U.S. foreclosure activity hit 7-month high in Oct.

More U.S. homes entered the foreclosure process in October than in the previous month, with Florida, Pennsylvania and Indiana registering among the largest monthly increases, new data show.
Some 77,733 properties received an initial default notice last month, up 10 percent from September, foreclosure listing firm RealtyTrac Inc. said Thursday.
The number of homes scheduled to be auctioned or repossessed by lenders also posted monthly increases.
All told, notices of default, scheduled auctions and bank repossessions – warnings that can eventually lead to a home being lost to foreclosure – hit a seven-month high in October.
The numbers are further evidence foreclosure activity is picking up.
The activity slowed a year ago after problems surfaced with the way many lenders were handling foreclosure documentation, namely shoddy mortgage paperwork comprising several shortcuts known collectively as robo-signing. Many of the nation’s largest banks reacted by temporarily ceasing all foreclosures, re-filing previously filed foreclosure cases and revisiting pending cases to prevent errors.

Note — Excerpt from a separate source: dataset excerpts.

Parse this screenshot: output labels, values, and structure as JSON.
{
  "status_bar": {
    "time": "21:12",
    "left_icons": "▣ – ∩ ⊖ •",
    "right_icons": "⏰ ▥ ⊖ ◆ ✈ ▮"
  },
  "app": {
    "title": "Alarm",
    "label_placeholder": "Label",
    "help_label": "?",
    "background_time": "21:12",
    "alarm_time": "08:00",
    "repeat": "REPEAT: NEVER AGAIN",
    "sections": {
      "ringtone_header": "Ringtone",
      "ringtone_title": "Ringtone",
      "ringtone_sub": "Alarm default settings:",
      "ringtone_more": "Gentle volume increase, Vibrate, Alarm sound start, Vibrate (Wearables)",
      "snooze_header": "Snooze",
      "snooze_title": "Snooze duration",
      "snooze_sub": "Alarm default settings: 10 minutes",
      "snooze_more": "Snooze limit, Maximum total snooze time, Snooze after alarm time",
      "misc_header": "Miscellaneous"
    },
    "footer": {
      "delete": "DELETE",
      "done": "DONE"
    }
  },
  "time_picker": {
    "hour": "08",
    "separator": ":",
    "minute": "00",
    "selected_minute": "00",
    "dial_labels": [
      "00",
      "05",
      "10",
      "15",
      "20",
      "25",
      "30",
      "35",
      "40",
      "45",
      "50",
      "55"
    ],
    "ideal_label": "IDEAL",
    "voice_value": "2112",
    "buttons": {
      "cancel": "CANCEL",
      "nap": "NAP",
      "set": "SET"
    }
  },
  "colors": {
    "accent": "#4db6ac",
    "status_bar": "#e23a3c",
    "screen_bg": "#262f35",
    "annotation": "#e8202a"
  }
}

But banks appear to be moving past those problems now and starting to tackle a swelling backlog of homes with mortgages that have gone unpaid – something that lenders are seeing more of as the economy struggles and unemployment remains high.
The rate that homeowners were 60 or more days late on their mortgage payment rose in the June-to-September period for the first time since the last three months of 2009, according to TransUnion.
The credit reporting agency said 5.88 percent of homeowners missed two or more payments, an early sign of possible foreclosure. That was up from 5.82 percent in the second quarter of 2011.
The number of U.S. homeowners underwater on their mortgage, or who owe more than their homes are worth, represents another potential source of trouble for lenders.
As of June 30, some 22.5 percent of all U.S. homes had a mortgage that was underwater, according to CoreLogic. That’s 10.9 million properties. Another 2.4 million borrowers had less than 5 percent equity in their home, the firm said.
A housing market turnaround isn’t likely to occur as long as there remains a glut of potential foreclosures hovering over the market, so October’s increase in foreclosure activity means a potentially faster revival for housing.